Os coCEOs relatam que a empresa não tem estruturas específicas, porém há algumas características que favorecem a cultura Teal: o perfil dos profissionais, a transparência e os valores organizacionais. Amando diz que os colaboradores que permanecem na empresa precisam “gostar de esporte”, isto é, ter essa mentalidade voltada para aceitar um desafio e fazer parte da solução. Quem não tem esse perfil acaba saindo da empresa porque não se adapta. Além disso, são profissionais muito competentes em suas áreas – os engenheiros conhecem profundamente os equipamentos, a área comercial conhece o mercado, e a financeira sabe como negociar. Antônio Pupim, o terceiro coCEO, ressalta que um princípio aplicado é a transparência. Tudo é comunicado para todos. Dessa forma, todos estão cientes do direcionamento a cada momento e têm como responder aos desafios que impactam as suas respectivas áreas. Por fim, os valores organizacionais: DNA transformador, Relações de Valor e Flexibilidade foram sendo desenvolvidos ao longo dos anos e são praticados dentro e fora da organização. Em meio à pandemia e a todo o movimento de adaptação a esse contexto, resolveram contratar consultores e lançar um programa de desenvolvimento de liderança baseado nessa forma de gestão desenvolvida na Papirus. 

Foco nas relações

Focar nas relações é um princípio fundamental na Papirus. “O amor está no centro de tudo”, diz Rubens. A forma como se relacionam com os clientes é um diferencial que traz vantagens competitivas. Conforme relatam, em um mercado de commodities, os clientes dão preferência para comprar deles, mesmo havendo concorrentes com preços mais vantajosos. “Percebemos que havia alguns gaps nesse mercado. Sabemos que o cliente gosta de ser escutado”, diz Amando, “e passamos a ir ao mercado dizendo: temos um produto, não é o melhor nem o pior, e você tem uma necessidade que a princípio eu não conheço. Do que você precisa?” E descobriram que o cliente precisa de confiança, acreditar no que a empresa faz, contar com o apoio dela, além de estar disposto a crescer juntos. Segundo ele, os clientes são, em sua maioria, gráficas familiares que tomam decisões bastante emocionais. 

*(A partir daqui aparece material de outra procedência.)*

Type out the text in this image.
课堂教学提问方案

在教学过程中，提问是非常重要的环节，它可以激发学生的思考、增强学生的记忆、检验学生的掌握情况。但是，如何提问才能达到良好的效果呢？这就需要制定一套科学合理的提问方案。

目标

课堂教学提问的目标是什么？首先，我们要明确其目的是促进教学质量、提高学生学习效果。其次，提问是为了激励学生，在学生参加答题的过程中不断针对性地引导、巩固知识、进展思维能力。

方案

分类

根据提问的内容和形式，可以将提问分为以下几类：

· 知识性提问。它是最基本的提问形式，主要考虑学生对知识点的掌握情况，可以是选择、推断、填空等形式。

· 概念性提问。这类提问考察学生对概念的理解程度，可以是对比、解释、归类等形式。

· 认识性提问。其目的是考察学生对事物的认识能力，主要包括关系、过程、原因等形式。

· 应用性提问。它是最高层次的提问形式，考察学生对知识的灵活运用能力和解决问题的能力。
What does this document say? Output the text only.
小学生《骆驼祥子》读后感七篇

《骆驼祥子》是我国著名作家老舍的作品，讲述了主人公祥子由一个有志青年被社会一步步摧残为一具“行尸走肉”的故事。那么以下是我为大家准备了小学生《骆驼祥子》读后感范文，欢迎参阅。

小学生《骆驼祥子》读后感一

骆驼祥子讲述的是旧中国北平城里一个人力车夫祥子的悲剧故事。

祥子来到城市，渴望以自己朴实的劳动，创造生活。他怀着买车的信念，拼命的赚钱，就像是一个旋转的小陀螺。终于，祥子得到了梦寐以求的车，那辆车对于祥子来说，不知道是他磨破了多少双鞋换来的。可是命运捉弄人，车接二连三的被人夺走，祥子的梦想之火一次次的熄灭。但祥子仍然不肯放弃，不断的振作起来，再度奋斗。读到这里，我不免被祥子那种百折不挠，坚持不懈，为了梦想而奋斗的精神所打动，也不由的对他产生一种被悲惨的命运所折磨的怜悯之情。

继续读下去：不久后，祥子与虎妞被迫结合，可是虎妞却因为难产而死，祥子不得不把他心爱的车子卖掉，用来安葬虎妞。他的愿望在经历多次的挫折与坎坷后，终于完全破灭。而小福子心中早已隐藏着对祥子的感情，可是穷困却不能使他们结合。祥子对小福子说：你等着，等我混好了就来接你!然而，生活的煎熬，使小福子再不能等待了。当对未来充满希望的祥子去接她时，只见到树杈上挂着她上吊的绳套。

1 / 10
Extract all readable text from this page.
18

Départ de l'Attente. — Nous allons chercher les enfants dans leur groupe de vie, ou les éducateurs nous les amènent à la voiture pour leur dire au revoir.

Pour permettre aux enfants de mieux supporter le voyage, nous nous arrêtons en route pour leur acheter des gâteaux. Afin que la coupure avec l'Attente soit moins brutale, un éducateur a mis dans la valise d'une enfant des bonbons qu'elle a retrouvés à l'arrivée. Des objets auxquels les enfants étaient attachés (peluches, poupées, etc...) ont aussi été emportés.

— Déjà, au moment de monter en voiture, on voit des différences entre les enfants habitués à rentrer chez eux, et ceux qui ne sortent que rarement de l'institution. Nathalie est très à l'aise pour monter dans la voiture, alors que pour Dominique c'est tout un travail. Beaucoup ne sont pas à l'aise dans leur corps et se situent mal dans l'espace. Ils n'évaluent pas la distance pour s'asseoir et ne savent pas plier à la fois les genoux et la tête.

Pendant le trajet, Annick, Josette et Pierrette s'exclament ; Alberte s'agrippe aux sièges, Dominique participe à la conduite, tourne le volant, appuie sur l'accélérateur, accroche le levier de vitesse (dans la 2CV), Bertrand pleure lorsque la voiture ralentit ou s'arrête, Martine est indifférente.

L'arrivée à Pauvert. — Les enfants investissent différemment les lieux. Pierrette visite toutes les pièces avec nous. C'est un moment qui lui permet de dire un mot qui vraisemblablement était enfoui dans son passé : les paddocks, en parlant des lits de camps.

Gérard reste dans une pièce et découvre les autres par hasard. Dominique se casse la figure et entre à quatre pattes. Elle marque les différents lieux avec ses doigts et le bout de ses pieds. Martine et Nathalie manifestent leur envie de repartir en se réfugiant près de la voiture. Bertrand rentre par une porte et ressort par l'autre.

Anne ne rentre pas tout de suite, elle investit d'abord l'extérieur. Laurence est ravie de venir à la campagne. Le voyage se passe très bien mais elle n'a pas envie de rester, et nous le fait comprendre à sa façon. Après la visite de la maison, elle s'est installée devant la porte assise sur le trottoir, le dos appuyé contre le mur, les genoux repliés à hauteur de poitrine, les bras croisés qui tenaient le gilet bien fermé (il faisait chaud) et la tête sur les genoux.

Com o tempo, foram desenvolvendo diversas iniciativas para tangibilizar os valores em práticas, como o Clube Vita (clube para os clientes da empresa), o Vita Lab (Laboratório de Inovação) e o Vita Inspira (iniciativas externas com outros públicos com o objetivo de ampliar a rede e o repertório de todos).

Inicialmente criado como uma estratégia da marca, o foco nas relações virou cultura, e hoje também é vivido dentro da organização. Os colaboradores entenderam que “vivendo assim somos mais felizes e prósperos”. Essa característica parece indicar uma abertura para a integralidade. Porém, seria necessário escutar os colaboradores para saber como eles percebem e vivem isso.

Desafio evolutivo

Apesar de o trio da alta liderança tomar decisões em conjunto, essa cultura do compartilhamento ainda não chegou ao restante da organização. A simples troca da concentração do poder não em uma, mas em três pessoas não configura autogestão. Uma evidência disso é que continuam se autodenominando CEOs. 

Graças ao seu foco em relações, parece haver bastante escuta dos demais colaboradores e um interesse genuíno em investir no desenvolvimento dos demais líderes. Porém a gestão, distribuída de maneira sistêmica com uma estrutura e processos claros para que isso aconteça, poderia ser o próximo desafio evolutivo da Papirus.

As perguntas que eles estão se fazendo no momento são:

Como seremos uma boa empresa para o mundo?

Como podemos fazer para perpetuar essa cultura que criamos?

Será que temos as competências para deixar esse legado?